After creating the partitions on the new drive I copied the files from the old drive to the new drive. I did not use dd because I wanted to increase some of the partition sizes on the newer, larger drive and perform some nominal file/directory tweaking. I performed the updates using partedmagic. The entire operation was fast except copying files from the data partition, because many of the files are large video files.

I haven't noticed any other problem with the new drive. To have only one app behave oddly is a head scratcher. The xbmc files are on an ext4 partition (sda8).


/dev/sda8 / ext4 defaults,noatime 0 1

All partitions are using a 4096 block size, except sda1 (/boot), which is a small 128M partition and uses a 1024 block size:

tune2fs -l /dev/sdaX | grep "Block size"

Block size: 4096

fdisk does not complain about sector boundaries:

fdisk -lu /dev/sda

Disk /dev/sda: 1000.2 GB, 1000204886016 bytes
255 heads, 63 sectors/track, 121601 cylinders, total 1953525168 sectors
Units = sectors of 1 * 512 = 512 bytes
Sector size (logical/physical): 512 bytes / 4096 bytes
I/O size (minimum/optimal): 4096 bytes / 4096 bytes
Disk identifier: 0x0006861b

Device Boot Start End Blocks Id System
/dev/sda1 2048 264191 131072 83 Linux
/dev/sda2 264192 2361343 1048576 82 Linux swap
/dev/sda3 2361344 44304383 20971520 83 Linux
/dev/sda4 44304384 1953523711 954609664 5 Extended
/dev/sda5 44306432 46403583 1048576 83 Linux
/dev/sda6 46405632 48502783 1048576 83 Linux
/dev/sda7 48504832 50601983 1048576 83 Linux
/dev/sda8 50604032 79964159 14680064 83 Linux
/dev/sda9 79966208 1953523711 936778752 83 Linux

The block size on the older drive is also 4096.

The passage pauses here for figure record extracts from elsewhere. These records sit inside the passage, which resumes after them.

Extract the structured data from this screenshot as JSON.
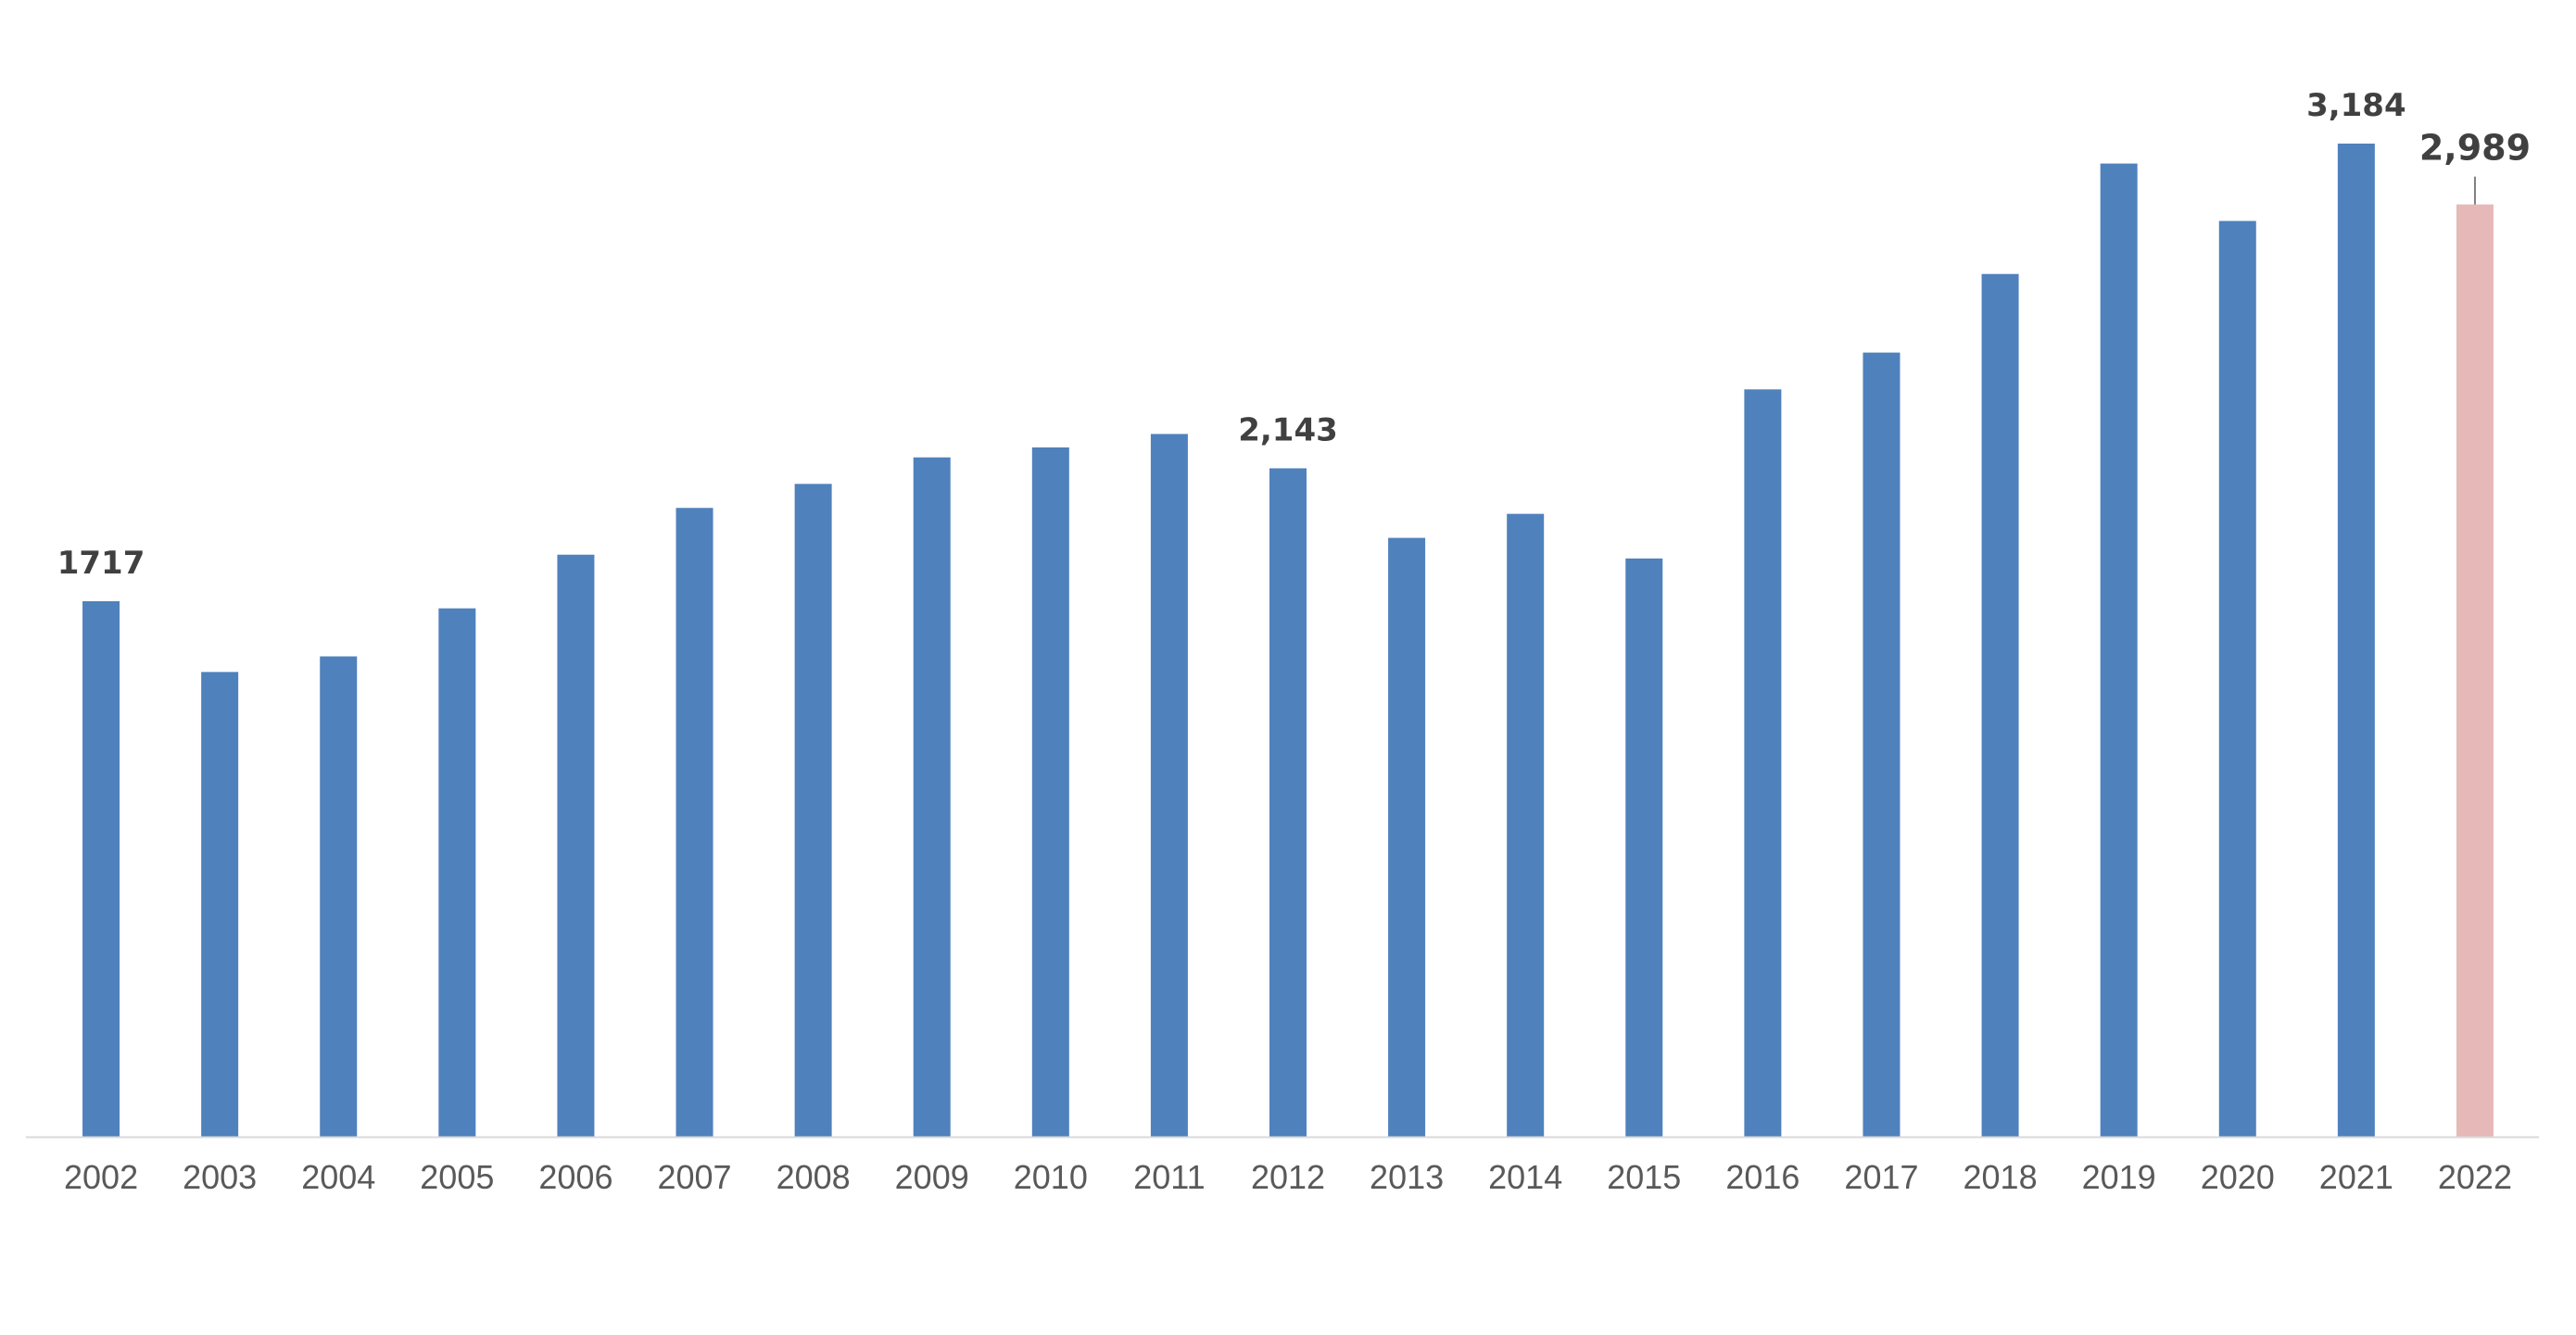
{
  "chart_data": {
    "type": "bar",
    "categories": [
      "2002",
      "2003",
      "2004",
      "2005",
      "2006",
      "2007",
      "2008",
      "2009",
      "2010",
      "2011",
      "2012",
      "2013",
      "2014",
      "2015",
      "2016",
      "2017",
      "2018",
      "2019",
      "2020",
      "2021",
      "2022"
    ],
    "values": [
      1717,
      1490,
      1540,
      1694,
      1866,
      2016,
      2093,
      2178,
      2210,
      2253,
      2143,
      1920,
      1997,
      1854,
      2396,
      2514,
      2766,
      3120,
      2936,
      3184,
      2989
    ],
    "title": "",
    "xlabel": "",
    "ylabel": "",
    "ylim": [
      0,
      3400
    ],
    "grid": false,
    "legend": "none",
    "colors": {
      "default": "#4F81BD",
      "highlight": "#E6B9B8",
      "baseline": "#D9D9D9",
      "label": "#404040",
      "tick": "#595959"
    },
    "highlight_categories": [
      "2022"
    ],
    "data_labels": [
      {
        "category": "2002",
        "text": "1717"
      },
      {
        "category": "2012",
        "text": "2,143"
      },
      {
        "category": "2021",
        "text": "3,184"
      },
      {
        "category": "2022",
        "text": "2,989",
        "emphasis": true,
        "leader_line": true
      }
    ]
  }
}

Please explain why sector boundaries would cause such an anomaly. :)


michaelk 02-28-2013 02:36 PM

Woodsman 02-28-2013 02:48 PM

Okay, but I'm only seeing this behavior with one single app, not the entire drive. :scratch:

hdparm shows the new drive performing faster:

hdparm -tT /dev/sda (new drive)

Timing cached reads: 2122 MB in 2.00 seconds = 1061.63 MB/sec
Timing buffered disk reads: 540 MB in 3.01 seconds = 179.69 MB/sec

hdparm -tT /dev/sdb (old drive)

Timing cached reads: 2128 MB in 2.00 seconds = 1064.01 MB/sec
Timing buffered disk reads: 334 MB in 3.00 seconds = 111.18 MB/sec

The strange part is the 16 second delay disappears with subsequent starts, even after flushing the linux cache.